Il repartit en soupirant sur la stupidité des femelles.

— Il faut que je rentre et que je prévienne Svedra, annonça Mathilde. Thornald est parti avec ses meilleurs guerriers et il faudra protéger Helvorg.

— Passe d’abord chez Frilvorg, suggéra Bryndis. Tu sais ou elle habite ? La grande maison avec des cages au corbeau devant l’entrée.

— Oui, Snorri logeait chez elle il y a encore quelques semaines.

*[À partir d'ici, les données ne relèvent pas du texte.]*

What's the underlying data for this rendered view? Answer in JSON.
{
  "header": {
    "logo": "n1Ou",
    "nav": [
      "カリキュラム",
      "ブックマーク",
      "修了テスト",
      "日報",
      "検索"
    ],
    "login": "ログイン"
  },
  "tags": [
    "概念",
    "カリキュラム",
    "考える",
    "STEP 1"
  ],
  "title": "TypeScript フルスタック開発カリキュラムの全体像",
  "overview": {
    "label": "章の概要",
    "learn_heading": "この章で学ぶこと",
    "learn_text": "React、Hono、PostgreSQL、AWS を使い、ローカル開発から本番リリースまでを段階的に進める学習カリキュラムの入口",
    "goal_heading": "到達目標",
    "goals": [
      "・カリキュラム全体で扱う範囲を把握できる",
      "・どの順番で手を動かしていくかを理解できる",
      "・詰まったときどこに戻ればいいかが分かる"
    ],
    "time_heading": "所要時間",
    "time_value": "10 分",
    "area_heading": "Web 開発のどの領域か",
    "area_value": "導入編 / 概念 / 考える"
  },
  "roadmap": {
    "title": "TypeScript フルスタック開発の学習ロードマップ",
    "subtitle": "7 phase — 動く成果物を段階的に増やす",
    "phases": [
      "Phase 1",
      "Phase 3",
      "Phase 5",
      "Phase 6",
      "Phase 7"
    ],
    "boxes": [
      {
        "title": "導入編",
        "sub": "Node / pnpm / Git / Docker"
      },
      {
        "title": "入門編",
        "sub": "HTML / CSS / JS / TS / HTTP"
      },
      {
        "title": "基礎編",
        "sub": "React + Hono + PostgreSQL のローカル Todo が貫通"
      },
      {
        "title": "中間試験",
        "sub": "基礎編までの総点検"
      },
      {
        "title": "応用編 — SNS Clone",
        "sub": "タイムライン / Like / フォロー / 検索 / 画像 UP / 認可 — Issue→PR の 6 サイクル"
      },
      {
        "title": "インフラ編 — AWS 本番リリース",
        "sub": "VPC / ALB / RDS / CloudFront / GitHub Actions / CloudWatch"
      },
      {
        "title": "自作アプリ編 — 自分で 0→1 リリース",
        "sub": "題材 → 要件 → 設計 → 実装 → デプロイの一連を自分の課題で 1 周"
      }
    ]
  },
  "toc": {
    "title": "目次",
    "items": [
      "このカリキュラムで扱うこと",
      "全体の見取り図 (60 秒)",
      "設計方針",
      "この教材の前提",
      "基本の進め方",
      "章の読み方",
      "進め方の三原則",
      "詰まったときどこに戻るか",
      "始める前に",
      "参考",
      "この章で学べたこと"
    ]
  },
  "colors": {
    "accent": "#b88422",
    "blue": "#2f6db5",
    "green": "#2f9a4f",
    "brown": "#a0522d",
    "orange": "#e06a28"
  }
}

— Bien ! Elle ne fait presque plus d’expédition, mais elle a encore ses fidèles et la plupart des vierges guerrières passent par chez elle. Un jour, j’irai la voir moi aussi.

— Pourquoi des « vierges guerrières » ? Des femmes mariées, ou non vierges, ne peuvent pas porter les armes ?

— Bien sûr que si, petite cruche ! Mais seules les jeunes filles doivent absolument le faire… Pour trouver un mari digne de ce nom, une femme doit prouver qu’elle est capable de défendre sa maison et ses enfants en son absence. Allez, file ! Si Knutt te voit encore traîner, il va te botter les fesses.

* * *

Sitôt le linge rentré, Mathilde se rendit chez Frilvorg. Devant le hall, plusieurs groupes de femmes s’entraînaient au maniement des armes. Toutes étaient armées de bâtons.

Il était facile de reconnaître les « vierges guerrières » évoquées par Bryndis : elles portaient casques et chemises de mailles et donnaient des ordres aux autres femmes, habillées plus simplement ou recouvertes de protections en peaux.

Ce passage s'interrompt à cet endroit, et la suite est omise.